THE FOREST FLOOR : COLOR AND B&W
Here I've gotten even closer to those ferns, with only a hint of the big trees. Natural groves of ferns like this can be truly overwhelming, far surpassing any display at the garden center, and all without any intervention by mankind, thank you very much. The choice of color or black and white is very much one of personal taste, though close inspection will see that the black and white versions can allow for more manipulation of the scene than we can accept in color.

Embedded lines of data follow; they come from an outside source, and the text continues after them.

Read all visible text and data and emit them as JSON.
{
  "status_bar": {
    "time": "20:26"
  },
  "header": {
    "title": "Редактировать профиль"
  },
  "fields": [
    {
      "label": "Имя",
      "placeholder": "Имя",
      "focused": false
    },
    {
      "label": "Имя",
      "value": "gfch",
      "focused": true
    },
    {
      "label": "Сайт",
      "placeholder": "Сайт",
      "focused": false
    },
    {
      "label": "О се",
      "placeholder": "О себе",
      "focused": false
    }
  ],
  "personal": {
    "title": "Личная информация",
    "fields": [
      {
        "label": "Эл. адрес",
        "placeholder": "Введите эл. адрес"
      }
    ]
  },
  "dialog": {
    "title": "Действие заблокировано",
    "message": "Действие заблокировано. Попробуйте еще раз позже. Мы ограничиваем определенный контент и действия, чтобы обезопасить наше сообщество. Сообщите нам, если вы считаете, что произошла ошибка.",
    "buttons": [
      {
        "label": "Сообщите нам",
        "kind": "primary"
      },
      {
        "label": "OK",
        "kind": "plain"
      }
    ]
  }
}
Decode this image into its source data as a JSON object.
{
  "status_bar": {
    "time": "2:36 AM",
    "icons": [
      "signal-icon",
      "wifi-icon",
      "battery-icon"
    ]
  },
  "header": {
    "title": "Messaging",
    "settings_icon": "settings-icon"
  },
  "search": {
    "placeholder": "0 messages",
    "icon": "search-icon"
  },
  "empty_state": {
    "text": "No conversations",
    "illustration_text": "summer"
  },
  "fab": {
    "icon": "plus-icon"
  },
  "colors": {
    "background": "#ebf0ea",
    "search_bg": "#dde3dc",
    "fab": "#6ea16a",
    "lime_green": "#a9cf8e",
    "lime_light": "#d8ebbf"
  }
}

WOODLAND FLOWER, "RED CLOVER" ACCORDING TO GOOGLE : FINAL VERSION
Occasionally only color will do, because the primary reason for the image itself is color. This blossom deep in the woods shows off its colors to attract pollinators, not photographers, it attracts us just the same. If I had gone even further in for a macro shot, then there would be enough floral structure to justify a black and white version, but at this size the color really helps. This already is only a very small part of the actual original shot, so you can see what even a fifteen-old camera can accomplish. Of course the Iphone in my pocket would have done even a better job on a flower, while it can't hold a candle to a larger scene. Post processing increased the seperation between the flower and the background by selectively sharpening the flower, and blurring and de-saturating the background.
LACY BUSH - ALYSSUM, ACCORDING TO GOOGLE : FINAL VERSION
We came along this showy shrub which we had not encountered before, with very white and lacy flower fronds that stood out in the woods without any need for color. This really benefits from the black and white conversion, which allows for a very dramatic rendition that would not pass the smell test in a color photograph.
THE BURNING BUSH : FINAL B&W VERSION
The bush is now clearly ready for its close-up, and the forest can be reduced to a very dark bit player. The structure of the lacy fronds is more clearly delineated even while they positively glow under my artificial, but realistic spotlight. The black and white version more clearly shows what I felt about the bush in its environment - I can leave the documentation to Dr. Google.
I hope you've enjoyed this short walk in the woods. Nature can enrich our lives even if it is not as dramatic as a National Park - especially if we encounter beauty in such an unexpected place.